L’importance de mesurer – La vitrine

L’un des aspects que j’aime le plus dans la science est que toutes ses questions, en particulier les plus controversées, doivent pouvoir être tranchées au moyen d’une expérience. Les questions auxquelles l’expérience ne peut pas répondre relèvent de la philosophie, de l’art ou de la religion, mais pas de la science. La philosophie, l’art et la religion sont des activités précieuses en elles-mêmes, mais il est important de tracer une ligne claire les séparant des sciences. Cette ligne est le pouvoir de répondre à vos questions par la mesure.

Aristote a postulé que les objets plus lourds tombaient plus rapidement au sol, car c’était leur nature. Cela semblait logique, cela correspondait à leur vision du monde, et dans certains cas, c’est effectivement le cas, par exemple, lorsque nous comparons la chute d’une plume à celle d’une pierre. Il n’était pas nécessaire de mesurer. C’était une vérité évidente.
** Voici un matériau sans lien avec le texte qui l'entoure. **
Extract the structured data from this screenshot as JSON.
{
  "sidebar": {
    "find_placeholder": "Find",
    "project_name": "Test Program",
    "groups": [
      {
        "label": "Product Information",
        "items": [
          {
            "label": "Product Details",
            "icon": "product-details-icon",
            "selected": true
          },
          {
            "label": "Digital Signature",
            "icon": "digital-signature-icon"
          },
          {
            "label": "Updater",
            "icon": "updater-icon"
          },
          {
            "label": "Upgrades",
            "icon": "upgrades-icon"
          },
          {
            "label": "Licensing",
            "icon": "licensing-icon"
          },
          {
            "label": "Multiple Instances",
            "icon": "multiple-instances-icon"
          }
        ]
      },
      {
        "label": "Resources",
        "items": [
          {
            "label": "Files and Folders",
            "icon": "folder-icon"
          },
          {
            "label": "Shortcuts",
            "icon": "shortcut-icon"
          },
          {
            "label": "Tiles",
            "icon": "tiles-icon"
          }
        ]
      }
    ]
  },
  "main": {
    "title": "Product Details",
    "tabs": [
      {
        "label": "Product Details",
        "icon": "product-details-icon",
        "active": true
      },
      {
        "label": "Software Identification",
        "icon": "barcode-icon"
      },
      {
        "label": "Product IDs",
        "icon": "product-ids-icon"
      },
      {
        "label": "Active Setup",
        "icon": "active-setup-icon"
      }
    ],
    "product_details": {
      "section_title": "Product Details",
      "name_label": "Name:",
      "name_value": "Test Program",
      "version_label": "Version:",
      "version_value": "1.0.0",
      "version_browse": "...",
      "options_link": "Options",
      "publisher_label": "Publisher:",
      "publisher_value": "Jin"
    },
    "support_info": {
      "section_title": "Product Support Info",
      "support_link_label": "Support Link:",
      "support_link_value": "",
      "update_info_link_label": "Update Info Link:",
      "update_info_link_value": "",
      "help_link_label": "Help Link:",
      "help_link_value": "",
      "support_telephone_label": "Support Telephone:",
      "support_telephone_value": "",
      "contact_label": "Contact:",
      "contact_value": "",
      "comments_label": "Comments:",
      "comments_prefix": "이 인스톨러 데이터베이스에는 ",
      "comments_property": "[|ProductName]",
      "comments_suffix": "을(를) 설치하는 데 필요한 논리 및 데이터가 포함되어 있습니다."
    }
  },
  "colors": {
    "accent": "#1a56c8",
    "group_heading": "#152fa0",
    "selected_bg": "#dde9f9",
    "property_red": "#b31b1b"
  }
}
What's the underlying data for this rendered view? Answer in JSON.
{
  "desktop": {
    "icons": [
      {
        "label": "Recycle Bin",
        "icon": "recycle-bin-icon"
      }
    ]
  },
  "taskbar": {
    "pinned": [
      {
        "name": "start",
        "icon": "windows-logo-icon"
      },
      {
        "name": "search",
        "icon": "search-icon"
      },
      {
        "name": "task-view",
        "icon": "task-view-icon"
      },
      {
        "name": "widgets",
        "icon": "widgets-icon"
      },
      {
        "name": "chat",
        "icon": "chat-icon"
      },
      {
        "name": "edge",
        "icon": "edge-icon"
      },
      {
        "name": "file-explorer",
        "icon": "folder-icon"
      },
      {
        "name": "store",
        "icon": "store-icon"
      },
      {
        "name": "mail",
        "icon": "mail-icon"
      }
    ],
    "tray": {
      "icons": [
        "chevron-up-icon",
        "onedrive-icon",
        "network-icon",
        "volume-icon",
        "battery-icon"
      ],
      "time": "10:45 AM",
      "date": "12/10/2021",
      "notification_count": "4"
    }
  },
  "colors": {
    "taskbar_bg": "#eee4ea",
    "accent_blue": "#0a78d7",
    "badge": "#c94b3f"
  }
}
Galilée a également posé des questions philosophiques sur ce qui fait bouger et arrêter les corps, mais contrairement à Aristote, il a cherché des réponses dans les observations et les expériences. L’histoire raconte qu’il a fait tomber des paires de sphères de poids différents du balcon de la tour de Pise et, à la surprise des aristotéliciens, elles ont atteint le sol simultanément, quel que soit leur poids. La plume était un cas particulier dans lequel l’air retardait considérablement sa chute. Pour une sphère lourde, le frottement de l’air est négligeable (au moins à basse vitesse), donc la règle générale s’applique.

Il est courant d’entendre l’argument selon lequel tout n’est pas quantifiable, et c’est certainement le cas, mais l’univers des phénomènes mesurables est beaucoup plus vaste qu’il n’y paraît. Par exemple, il n’est pas facile de quantifier le sentiment d’anxiété. Nous ne pouvons probablement même pas nous mettre d’accord sur une définition unique de l’anxiété, mais il est certainement possible de créer un questionnaire qui évalue la fréquence des émotions associées à l’anxiété dans certaines cultures. Ensuite, on pourrait mesurer, par exemple, si une thérapie psychologique, ou le changement d’un aspect de la vie, génère une variation de cet indicateur spécifique. C’est une approche parfaitement scientifique.

Ces idées sont aussi belles que puissantes, étant essentiellement le fondement de la méthode scientifique. Ils ont démontré leur potentiel de manière spectaculaire, changeant le monde à un degré qu’aucun habitant médiéval n’aurait pu imaginer.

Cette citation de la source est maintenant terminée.